Savunma sanayi: Gurur kaynağı mı, propaganda aracı mı?
Haftanın en hararetli gündemi, şüphesiz KAAN projesiydi. Dışişleri Bakanı Hakan Fidan’ın, uçağın motorunun ABD’den gelmediği için üretimin durduğunu ima eden açıklaması, iktidarın en önemli “başarı hikayelerinden” biri olarak sunulan savunma sanayi anlatısında bir çatlak yarattı. Savunma Sanayi Başkanlığı’nın düzeltmesi ve ardından gelen “Cumhurbaşkanı’na yanlış bilgi verildi” gibi akla ziyan iddialar, konuyu teknik bir mesele olmaktan çıkarıp tam bir siyasi krize dönüştürdü.

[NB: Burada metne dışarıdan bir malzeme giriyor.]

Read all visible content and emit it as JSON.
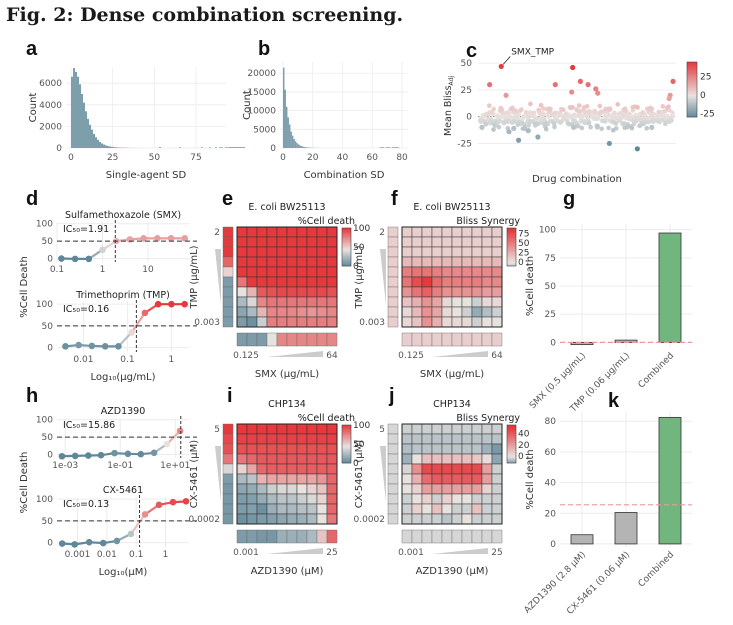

AKP iktidarının, kamuoyunun sorgusuz sualsiz ve büyük bir gururla takip ettiği savunma sanayini bir propaganda aracına dönüştürdüğü sır değil. İHA ve SİHA’ların başarısı üzerinden yaratılan “savaşçı millet” imajı, ülkenin kaynaklarının neden bu alana bu denli yoğun aktarıldığını veya dış politikanın neden bu kadar saldırgan bir dile sahip olduğunu sorgulamayı neredeyse imkansız hale getirdi. Eleştiri getiren herkes anında “milli meselelere karşı olmakla” yaftalanırken, ortada olmayan bir motorla Endonezya’ya uçak satışı gibi pazarlama harikaları, “kasaptaki ete soğan doğramaktan” farksız bir algı yönetimi örneği olarak karşımıza çıkıyor.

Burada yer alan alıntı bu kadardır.